2018-01-08 20:21:32 | アラカルト

今日、文化庁主催の「メディア芸術祭 愛知展」へ出かけてきた。
なかなか興味ある内容のモノもあり、それなりに楽しめる芸術祭だったと思う。
思うのだが、「で、この芸術祭は何がしたかったの?」という、疑問が残る内容でもあった。
文化庁の公式サイトを見てみると「メディアとアート、エンターテイメント、アニメーション、マンガの4部門において、優秀な作品を顕彰するとともに、受賞作品の鑑賞機会を提供する、メディア芸術の総合フェスティバル」ということらしい。

確かに、過去の受賞作品の展示や映像鑑賞などの内容になっていたのだが、なんとなくスッキリしない。
何故なら、マンガの部門で受賞した作品、例えば高橋しんさんの「最終兵器彼女」などのスチール展示がされているだけで、マンガそのものが読めるわけではないからだ。
マンガの表紙だけを見ても、その面白さは伝わってはこない。
同様に、過去話題になり人気となったゲームなどもエンターテイメント部門として展示されているのだが、これも展示されているだけで、実際にゲームができるわけではない。
エンターテイメント部門で2005年に受賞した「ニンテンドウドッグス」や1997年のソニー。インタラクティブエンターテイメントの「I.Q~インテリジェント・キューブ」などは、実際にプレーしてみないと、その面白さはわからないのではないだろうか?

なんとなくだが、この「メディア芸術祭」の趣旨の基となったのは、「クールジャパン」の一つであった「マンガ文化」などを国内外にアピールする、ということなのではないか?。
日本の伝統的な文化ではなく、新しい文化発信をするための一環としての芸術祭ということだ。
そしてそのモデルとなったのは、ヨーロッパの小国・オーストリアのリンツ市全地域で開催されている「アルスエレクトロニカ・フェスティバル」のような気がしている。

「アルスエレクトロニカ・フェステバル」というのは、芸術(=アート)と最新技術(=テクノロジー)を融合させた作品を展示する、という内容なのだが、大きな特徴は作品に触ることができる、という点にある。
市民(もちろん、観光客も)が作品に触れ、感想を述べることで、その作品そのものがバージョンアップしていく、という仕組みもあるのだ。
結果、バージョンアップした作品は商品化されることもあるようだ。
このような市民が作品に触れる、という場を一つの実験場として活用したドイツの自動車メーカーもある。
一般道での「自動運転車」を、モーターショーではなくこの「アルスエレクトロニカ・フェスティバル」で、初披露したのだ。

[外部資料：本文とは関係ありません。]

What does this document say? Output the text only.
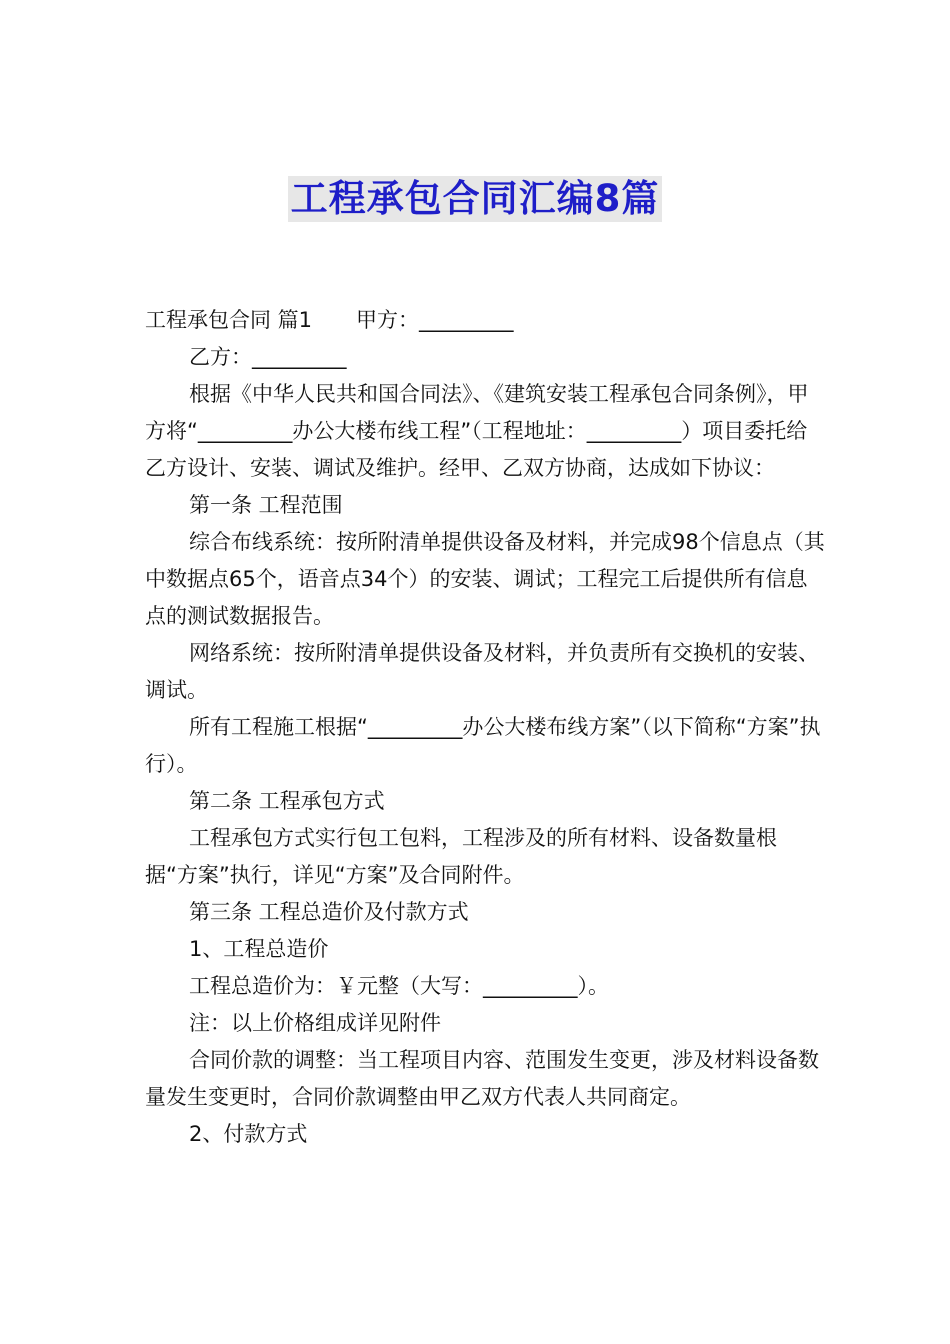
工程承包合同汇编8篇

工程承包合同 篇1 甲方：_________

乙方：_________

根据《中华人民共和国合同法》、《建筑安装工程承包合同条例》，甲方将“_________办公大楼布线工程”（工程地址：_________）项目委托给乙方设计、安装、调试及维护。经甲、乙双方协商，达成如下协议：

第一条 工程范围

综合布线系统：按所附清单提供设备及材料，并完成98个信息点（其中数据点65个，语音点34个）的安装、调试；工程完工后提供所有信息点的测试数据报告。

网络系统：按所附清单提供设备及材料，并负责所有交换机的安装、调试。

所有工程施工根据“_________办公大楼布线方案”（以下简称“方案”执行）。

第二条 工程承包方式

工程承包方式实行包工包料，工程涉及的所有材料、设备数量根据“方案”执行，详见“方案”及合同附件。

第三条 工程总造价及付款方式

1、工程总造价

工程总造价为：￥元整（大写：_________）。

注：以上价格组成详见附件

合同价款的调整：当工程项目内容、范围发生变更，涉及材料设备数量发生变更时，合同价款调整由甲乙双方代表人共同商定。

2、付款方式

リンツ市のような取り組みは、日本では難しいとは思う。
ただ「メディア芸術祭」というのであれば、市民がもっと自由に作品に触れたり、3DやCG映像のレクチャープログラムなど、体験型のプログラムがあっても良かったのではないだろうか?
過去の受賞作品を展示、あるいは映像鑑賞をするだけでは、実際の作品の魅力は伝わらないような気がするのだ。